Supporting Local from the Ground Up
As previously stated, root vegetables like beets, turnips, parsnips, and carrots are a great way to incorporate locally grown vegetables into your diet throughout the winter months. Because they’re available year-round, they generally don’t stir up the enthusiasm seasonal-specific products do. What’s important to note about root vegetables is that they provide diversified local farms a means of extending their season. Even though nothing is growing in the fields, they’re able to generate income enabling them to sustain their business and keep staff employed. When you include other storage crops into the equation, like winter squash, onions, potatoes, cabbages, leeks and Brussels sprouts, it’s easy to see how diversity is not only a key component of healthy organic production, but how it is also an important component of the farm’s financial success. Many seasonal items provide a short window of opportunity for farmers to capitalize on production. Additionally, they’re highly perishable, and there is an enhanced level of competitive pressure when Farmers’ Markets and home gardens are providing many of us with the same products farmers are trying to sell. And, while root vegetables are generally available year-round, it’s in the winter months that most people crave and cook with them, and unless they’ve got a big garden and a good root cellar, consumers are making these purchases at the grocery store.

Warm and Healthy
Root vegetables are a great source of winter nutrition. They thrive in our growing season, and store well all year. They are the life source of the plant, and act as its bank of nutrients. They are packed full of vitamins and minerals, and are chock-full of phytonutrients. Root vegetables are a good source of Vitamins A and C, and provide us with a wealth of minerals including iron, magnesium, potassium, folate, and manganese. They’re naturally low in fat and high in fiber, making them good for the heart.

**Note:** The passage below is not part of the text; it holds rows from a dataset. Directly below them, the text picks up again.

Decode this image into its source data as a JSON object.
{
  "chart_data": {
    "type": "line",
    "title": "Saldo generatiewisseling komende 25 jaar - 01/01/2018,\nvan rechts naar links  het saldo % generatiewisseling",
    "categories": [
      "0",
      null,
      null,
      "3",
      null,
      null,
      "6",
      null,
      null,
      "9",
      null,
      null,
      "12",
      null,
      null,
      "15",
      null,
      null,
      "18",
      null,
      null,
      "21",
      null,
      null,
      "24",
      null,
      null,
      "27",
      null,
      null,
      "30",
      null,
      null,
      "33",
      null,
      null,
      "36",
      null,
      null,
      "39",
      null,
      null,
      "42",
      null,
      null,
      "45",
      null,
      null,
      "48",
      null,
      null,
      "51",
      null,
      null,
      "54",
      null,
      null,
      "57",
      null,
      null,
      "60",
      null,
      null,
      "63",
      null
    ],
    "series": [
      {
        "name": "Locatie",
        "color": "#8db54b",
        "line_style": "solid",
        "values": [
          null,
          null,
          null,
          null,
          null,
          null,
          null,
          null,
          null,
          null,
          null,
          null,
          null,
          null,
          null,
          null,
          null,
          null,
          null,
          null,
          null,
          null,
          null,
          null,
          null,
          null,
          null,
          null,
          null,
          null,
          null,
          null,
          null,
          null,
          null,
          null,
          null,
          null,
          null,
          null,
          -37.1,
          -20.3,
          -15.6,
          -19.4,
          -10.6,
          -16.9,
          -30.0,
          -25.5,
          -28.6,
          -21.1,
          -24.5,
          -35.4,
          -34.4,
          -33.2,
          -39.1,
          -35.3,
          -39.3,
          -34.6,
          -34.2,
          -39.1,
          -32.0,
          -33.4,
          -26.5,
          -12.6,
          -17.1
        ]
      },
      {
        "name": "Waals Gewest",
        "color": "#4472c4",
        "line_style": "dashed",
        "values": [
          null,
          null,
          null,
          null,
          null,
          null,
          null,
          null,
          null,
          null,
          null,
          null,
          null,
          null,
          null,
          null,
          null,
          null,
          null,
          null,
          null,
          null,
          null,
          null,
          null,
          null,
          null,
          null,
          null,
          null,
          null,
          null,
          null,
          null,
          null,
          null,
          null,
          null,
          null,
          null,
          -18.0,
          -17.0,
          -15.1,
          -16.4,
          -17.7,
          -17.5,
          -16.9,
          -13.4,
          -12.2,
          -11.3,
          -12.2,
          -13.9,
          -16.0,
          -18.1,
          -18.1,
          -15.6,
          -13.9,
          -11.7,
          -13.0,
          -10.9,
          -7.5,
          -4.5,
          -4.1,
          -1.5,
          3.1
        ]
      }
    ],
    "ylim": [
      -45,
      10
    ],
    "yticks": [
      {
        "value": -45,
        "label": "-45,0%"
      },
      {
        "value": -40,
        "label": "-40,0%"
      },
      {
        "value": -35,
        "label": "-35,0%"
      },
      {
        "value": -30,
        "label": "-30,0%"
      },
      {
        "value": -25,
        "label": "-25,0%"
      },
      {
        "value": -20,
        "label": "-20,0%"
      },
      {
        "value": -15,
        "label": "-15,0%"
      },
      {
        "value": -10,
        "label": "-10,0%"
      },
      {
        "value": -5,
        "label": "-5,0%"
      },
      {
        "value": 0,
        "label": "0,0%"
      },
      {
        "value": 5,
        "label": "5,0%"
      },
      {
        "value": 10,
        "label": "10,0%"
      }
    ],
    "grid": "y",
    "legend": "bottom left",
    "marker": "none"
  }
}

So, besides the fact that root vegetables are a readily available source of nutrients, they’re also packed full of energy in the form of carbohydrates—fiber, sugar, and starch. Sure, a nice warm soup or stew is going to make us feel warm and cozy regardless of whether it incorporates root vegetables, simply because of its physical temperature. However, it’s the conversion of the carbs found in root vegetables into glucose that boosts our energy and warms our core. At a time when we’re getting eight hours of daylight, average temps are below freezing, our immune systems are stretched, seasonal depression is just kicking in, and we just made our New Year’s resolution to lose 15 pounds and get back in to a regular workout routine after the holidays, root vegetables are a great way to get that needed boost of energy and stay warm.

New Year’s Root Forecast
This year, we should have a good supply of locally grown root vegetables well into the New Year. Look for locally grown beets, parsnips, turnips, rutabaga, celeriac, salsify, sunchokes, and burdock to last into March. Locally grown Tipi carrots should hold through January, possibly into February depending on how many you buy in January. Harmony Valley’s Soup Mix is a great product containing a variety of seasonal root veggies, and includes a soup and roasted root vegetable recipe. We’ll also be rotating root veggies on our Weeklies promotional program, so look for good deals on these great products throughout the winter months!